Strike Makes Good Excuse for Some

Jan 20, 2008  •  Post A Comment

Some promotion-phobic stars are using the writers strike as an unassailable excuse to beg off the talk-show circuit.
That’s the talk among people who book or deploy celebrities to promote their projects on TV.
But no one is willing to name a star who has actually done it.
The stars are reviewing their publicity tour options more carefully than usual these days as they try to book shows that will give them the maximum daily requirement of exposure without crossing a picket line and running afoul of the Writers Guild of America, which went on strike Nov. 5 against the producers studios and networks.
“Every artist’s conscience manifests in a different way,” said one TV publicity executive.
“Every actor’s management has a different point of view,” said a movie studio publicity executive.
January is traditionally a dry month for movie releases. Making the rounds of New York-based shows last week were the ensembles from “Mad Money” (Katie Holmes led the parade from “Late Show With David Letterman” to “Good Morning America” to “Live With Regis & Kelly”) and “27 Dresses” (Katherine Heigl’s route took her from “Letterman” to “Today” to “Live” and a taping for “Martha Stewart”).
“Letterman” and Worldwide Pants stablemate “The Late, Late Show With Craig Ferguson” on CBS have a WGA deal and seal of approval for actors seeking a platform for publicity. “Live” is in good standing with the WGA. All the network morning shows are cool with the WGA.
Warner Bros.’ syndicated “The Ellen DeGeneres Show” and ABC’s “The View” are not so cool, because the hosts have continued to work, without their writers, through the strike.
One reality-show staple ruffled feathers at “The View” by canceling a booking rather than cross a picket line.
On the other hand, former Secretary of State Colin Powell is booked to appear on “The View” today, to mark Martin Luther King Day.

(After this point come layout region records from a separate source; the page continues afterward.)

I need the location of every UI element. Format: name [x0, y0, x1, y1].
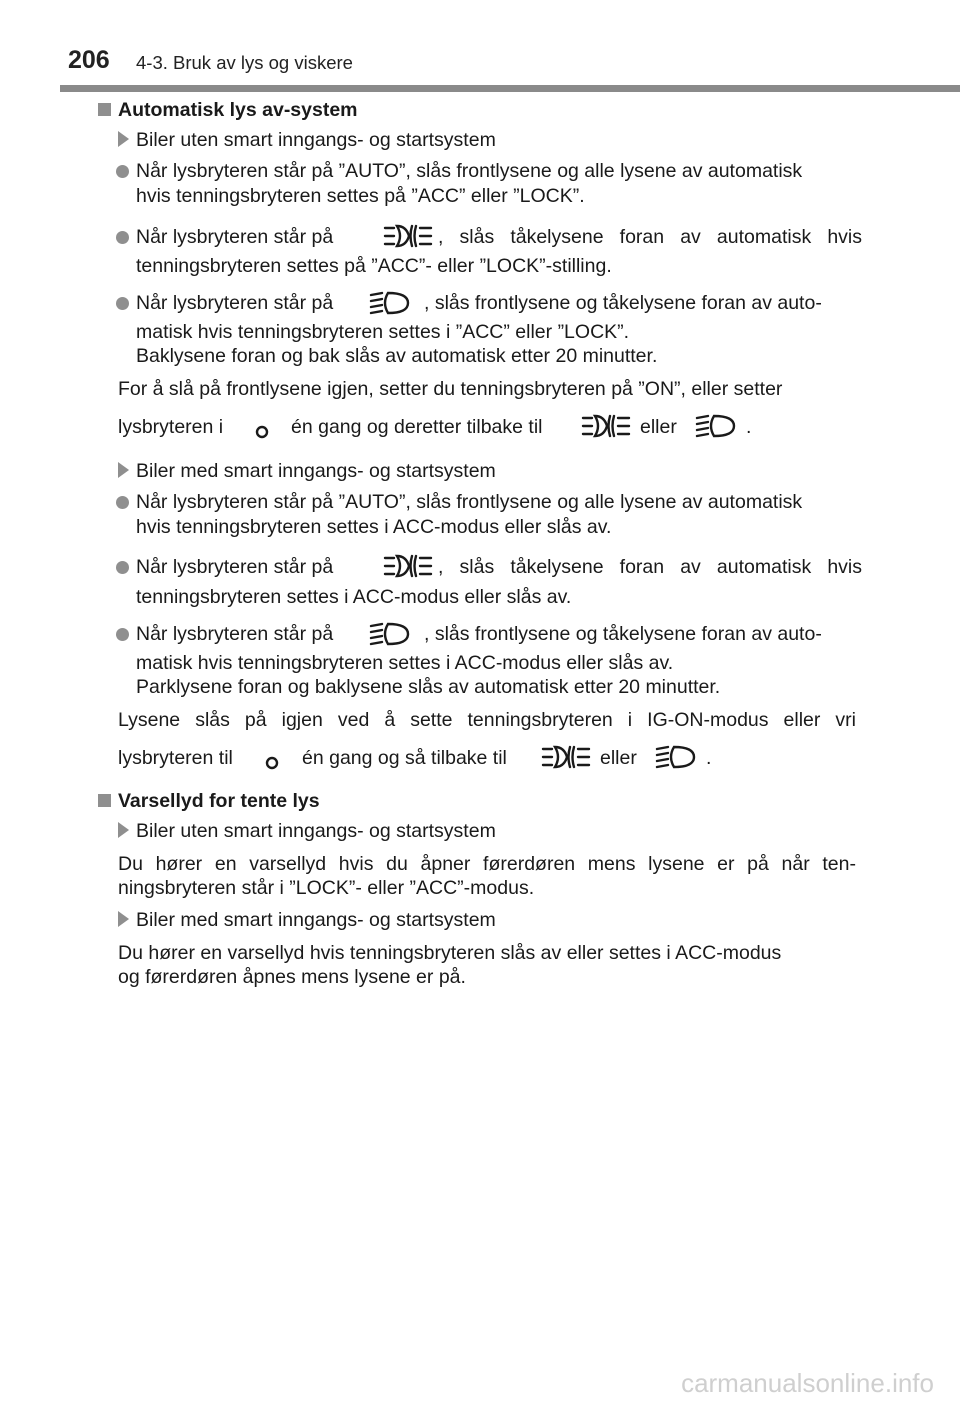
paragraph-text: Lysene slås på igjen ved å sette tenningsbryteren i IG-ON-modus eller vri [118, 709, 856, 731]
section-marker [98, 103, 111, 116]
paragraph-text: . [746, 416, 752, 438]
bullet-text: tenningsbryteren settes på ”ACC”- eller ”LOCK”-stilling. [136, 255, 612, 277]
headlight-icon [694, 412, 740, 440]
light-switch-off-icon [264, 751, 280, 771]
section-marker [98, 794, 111, 807]
paragraph-text: Du hører en varsellyd hvis tenningsbryteren slås av eller settes i ACC-modus [118, 942, 782, 964]
page-number: 206 [68, 46, 110, 74]
subsection-smart: Biler med smart inngangs- og startsystem [136, 909, 496, 931]
front-fog-light-icon [382, 552, 434, 580]
paragraph-text: Du hører en varsellyd hvis du åpner førerdøren mens lysene er på når ten- [118, 853, 856, 875]
bullet-text: Når lysbryteren står på [136, 292, 334, 314]
headlight-icon [368, 289, 414, 317]
page-header [0, 38, 960, 86]
subsection-no-smart: Biler uten smart inngangs- og startsystem [136, 129, 496, 151]
header-rule [60, 85, 960, 92]
section-heading-auto-off: Automatisk lys av-system [118, 99, 358, 121]
paragraph-text: og førerdøren åpnes mens lysene er på. [118, 966, 466, 988]
footer-watermark: carmanualsonline.info [681, 1368, 934, 1398]
paragraph-text: én gang og så tilbake til [302, 747, 507, 769]
subsection-no-smart: Biler uten smart inngangs- og startsystem [136, 820, 496, 842]
bullet-text: , slås tåkelysene foran av automatisk hvis [438, 556, 862, 578]
bullet-text: Når lysbryteren står på [136, 623, 334, 645]
bullet-text: Når lysbryteren står på ”AUTO”, slås frontlysene og alle lysene av automatisk [136, 491, 803, 513]
subsection-smart: Biler med smart inngangs- og startsystem [136, 460, 496, 482]
paragraph-text: lysbryteren til [118, 747, 233, 769]
bullet-dot [116, 165, 129, 178]
front-fog-light-icon [540, 743, 592, 771]
bullet-text: Parklysene foran og baklysene slås av automatisk etter 20 minutter. [136, 676, 721, 698]
bullet-text: , slås frontlysene og tåkelysene foran av auto- [424, 292, 822, 314]
headlight-icon [368, 620, 414, 648]
subsection-arrow [118, 822, 129, 838]
paragraph-text: eller [640, 416, 677, 438]
subsection-arrow [118, 911, 129, 927]
bullet-dot [116, 628, 129, 641]
bullet-text: Baklysene foran og bak slås av automatisk etter 20 minutter. [136, 345, 658, 367]
bullet-text: hvis tenningsbryteren settes på ”ACC” eller ”LOCK”. [136, 185, 585, 207]
bullet-dot [116, 561, 129, 574]
front-fog-light-icon [382, 222, 434, 250]
light-switch-off-icon [254, 420, 270, 440]
bullet-text: matisk hvis tenningsbryteren settes i ”ACC” eller ”LOCK”. [136, 321, 630, 343]
subsection-arrow [118, 462, 129, 478]
paragraph-text: . [706, 747, 712, 769]
paragraph-text: For å slå på frontlysene igjen, setter du tenningsbryteren på ”ON”, eller setter [118, 378, 783, 400]
bullet-text: , slås frontlysene og tåkelysene foran av auto- [424, 623, 822, 645]
paragraph-text: ningsbryteren står i ”LOCK”- eller ”ACC”-modus. [118, 877, 535, 899]
bullet-text: Når lysbryteren står på ”AUTO”, slås frontlysene og alle lysene av automatisk [136, 160, 803, 182]
bullet-text: Når lysbryteren står på [136, 226, 334, 248]
paragraph-text: eller [600, 747, 637, 769]
bullet-text: tenningsbryteren settes i ACC-modus eller slås av. [136, 586, 572, 608]
bullet-text: Når lysbryteren står på [136, 556, 334, 578]
bullet-dot [116, 231, 129, 244]
bullet-dot [116, 297, 129, 310]
front-fog-light-icon [580, 412, 632, 440]
chapter-title: 4-3. Bruk av lys og viskere [136, 52, 353, 73]
bullet-dot [116, 496, 129, 509]
subsection-arrow [118, 131, 129, 147]
bullet-text: , slås tåkelysene foran av automatisk hvis [438, 226, 862, 248]
paragraph-text: én gang og deretter tilbake til [291, 416, 543, 438]
paragraph-text: lysbryteren i [118, 416, 224, 438]
section-heading-warning: Varsellyd for tente lys [118, 790, 320, 812]
bullet-text: matisk hvis tenningsbryteren settes i ACC-modus eller slås av. [136, 652, 674, 674]
headlight-icon [654, 743, 700, 771]
bullet-text: hvis tenningsbryteren settes i ACC-modus eller slås av. [136, 516, 612, 538]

And “Rambo” auteur Sylvester Stallone appeared on the ABC daytime show last Friday to promote his latest action flick.
The strike has reduced the number of scripted shows bowing in January. As more reality shows are launched to fill the spots or return for regular runs, their stars are turning up on talk shows. “Project Runway’s” Heidi Klum, for example, recently made the rounds, including an appearance on “The View.”
The struck shows, including ABC’s “The Tonight Show With Jay Leno” and “Late Night With Conan O’Brien,” have withheld their lineups until airtime to protect their guests from possible blowback. They have managed to fill those lineups with close corporate family friends—former “Will & Grace” star and NBC talk show host Megan Mullally, now winning raves in “Young Frankenstein” on Broadway, appeared on “Late Night” after Conan O’Brien returned to the air with a strike beard but without his still-striking writers—or with NBC newsmen, such as “Nightly News” anchor Brian Williams or MSNBC’s Chris Matthews, who are not confronted with the same labor loyalties.
Musicians seem less put off by picket lines. Up-and-coming rapper Lupe Fiasco followed an appearance on “Letterman” with a West Coast swing that included appearing on “Craig Ferguson,” which is not a struck show, and ABC’s “Jimmy Kimmel Live,” which is a struck show.
Maroon 5 and Matchbox Twenty both have done “The View.” Jill Scott appeared on “Kimmel.”
Rapper-movie star Ice Cube was ubiquitous as he promoted the release of his movie “First Sunday.”
Publicity veterans say the willingness of musicians to overlook picket lines speaks to the dire straits the recording industry is in as much as to any labor philosophies.
But within the film and TV communities, “A lot of actors just want to do the right thing so that when this is over they can say they were on the right side,” said the movie publicity executive.